Are Atheists "Forcing Their Beliefs" on others?

I constantly hear the phrase "atheists are forcing their beliefs on others" from theists and even some atheists. I certainly can't speak for all atheists and what they might do to warrant this accusation from theists and other atheists, but this idea of "forcing beliefs" is utterly ridiculous.

What I do is blog, try to make people think, promote critical thinking and skepticism, and encourage intellectual honesty. No one is forced to read anything I type, listen to anything I have to say, or have any conversations with me. If a theist is going to make a wild claim around me, I'm most likely going to challenge it/ask for clarification/ask a question if the situation is warranted. If I ask a theist to answer a potentially "difficult" question like, "Do you think non-believers deserve to go to Hell" and then criticize them for not answering the question, I'm not "forcing" anything...I'm simply calling for intellectual honesty.

If people read my information, listen to what I have to say, or engage me in a conversation, what do they really have to lose? Understanding is had by discussion with others and engaging with others' ideas. If your religious belief is important to you and/or you are concerned about having as many justified beliefs as possible, your best bet is to engage the arguments of those who most fervently disagree with you.

Although many people might call me a "militant atheist" (another ridiculous phrase), I would like to think that I'm quite mild in presenting my information. I have discussions, blog, and challenge wild claims. Oh no! I'm not knocking on doors of theists or standing outside with a megaphone yelling "Belief in gods is irrational!" I'm not going to elementary schools and telling children that Santa Claus is a myth. I'm very much unlike people who actually do force their beliefs on children via indoctrination.

Adults, I would think, are primary consumers of my work. If I were to give a presentation to children, I would give a presentation on critical thinking and science that was age appropriate. Instead of "telling kids to be atheists," I would teach them how to think, not what to think. How many priests and leaders of religious school programs for little children can possibly say that? When I was younger, I was told that God was real on authority, not good reason. There are certainly some youth teachers out there who aren't indoctrinating and some Catholic schools that may have a non-indoctrination approach, but indoctrination is usually the name of the game.

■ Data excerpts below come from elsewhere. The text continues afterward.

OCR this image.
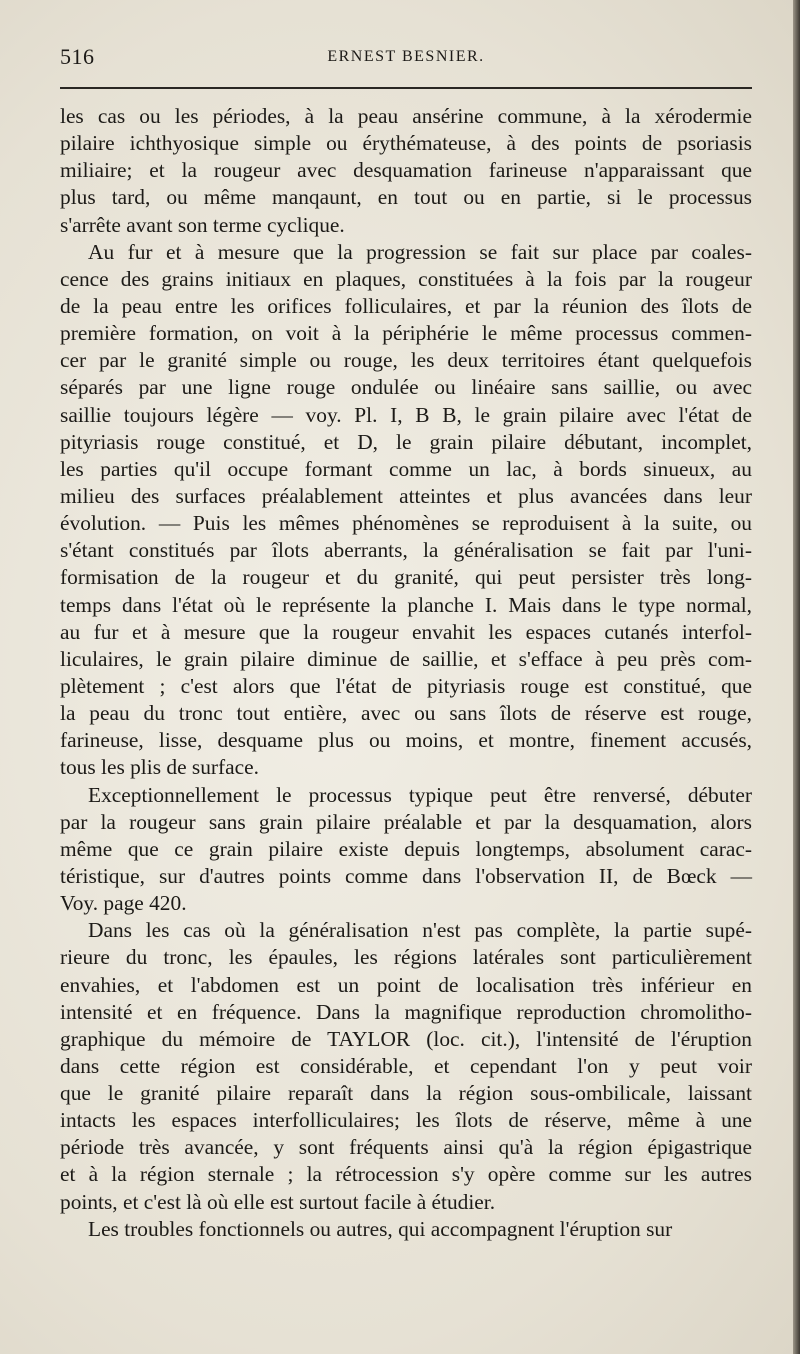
516	ERNEST BESNIER.
les cas ou les périodes, à la peau ansérine commune, à la xérodermie
pilaire ichthyosique simple ou érythémateuse, à des points de psoriasis
miliaire; et la rougeur avec desquamation farineuse n'apparaissant que
plus tard, ou même manqaunt, en tout ou en partie, si le processus
s'arrête avant son terme cyclique.
Au fur et à mesure que la progression se fait sur place par coales-
cence des grains initiaux en plaques, constituées à la fois par la rougeur
de la peau entre les orifices folliculaires, et par la réunion des îlots de
première formation, on voit à la périphérie le même processus commen-
cer par le granité simple ou rouge, les deux territoires étant quelquefois
séparés par une ligne rouge ondulée ou linéaire sans saillie, ou avec
saillie toujours légère — voy. Pl. I, B B, le grain pilaire avec l'état de
pityriasis rouge constitué, et D, le grain pilaire débutant, incomplet,
les parties qu'il occupe formant comme un lac, à bords sinueux, au
milieu des surfaces préalablement atteintes et plus avancées dans leur
évolution. — Puis les mêmes phénomènes se reproduisent à la suite, ou
s'étant constitués par îlots aberrants, la généralisation se fait par l'uni-
formisation de la rougeur et du granité, qui peut persister très long-
temps dans l'état où le représente la planche I. Mais dans le type normal,
au fur et à mesure que la rougeur envahit les espaces cutanés interfol-
liculaires, le grain pilaire diminue de saillie, et s'efface à peu près com-
plètement ; c'est alors que l'état de pityriasis rouge est constitué, que
la peau du tronc tout entière, avec ou sans îlots de réserve est rouge,
farineuse, lisse, desquame plus ou moins, et montre, finement accusés,
tous les plis de surface.
Exceptionnellement le processus typique peut être renversé, débuter
par la rougeur sans grain pilaire préalable et par la desquamation, alors
même que ce grain pilaire existe depuis longtemps, absolument carac-
téristique, sur d'autres points comme dans l'observation II, de Bœck —
Voy. page 420.
Dans les cas où la généralisation n'est pas complète, la partie supé-
rieure du tronc, les épaules, les régions latérales sont particulièrement
envahies, et l'abdomen est un point de localisation très inférieur en
intensité et en fréquence. Dans la magnifique reproduction chromolitho-
graphique du mémoire de TAYLOR (loc. cit.), l'intensité de l'éruption
dans cette région est considérable, et cependant l'on y peut voir
que le granité pilaire reparaît dans la région sous-ombilicale, laissant
intacts les espaces interfolliculaires; les îlots de réserve, même à une
période très avancée, y sont fréquents ainsi qu'à la région épigastrique
et à la région sternale ; la rétrocession s'y opère comme sur les autres
points, et c'est là où elle est surtout facile à étudier.
Les troubles fonctionnels ou autres, qui accompagnent l'éruption sur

Reading what I have to say won't force you to do anything...you might not even decide to think and might just turn the blinders on and ignore my arguments. You hear arguments, listen to advertisements, and are the target of persuasion in many areas of life. If you walk into a furniture store, for example, sales associates are going to try to persuade you to purchase furniture. Would you charge them with "forcing their beliefs" on you if they told you that a certain couch is a good buy? Would you ever tell a teacher who presents information about why evolution is true that he/she was "forcing beliefs" on you?

We're consumers of information and draw conclusions on our own accord. We [hopefully] don't just listen to what others say and uncritically accept everything they say. We look for flaws in arguments, we ask questions, and we make decisions. It's very clear that others don't force us to believe or not believe in certain propositions. We make decisions based on what we hear.

It's nonsensical for theists or atheists to charge atheists with "forcing their beliefs" on others. People come to their own conclusions and decide what is reasonable and what is not.

Claiming that atheists are forcing beliefs on others is ludicrous.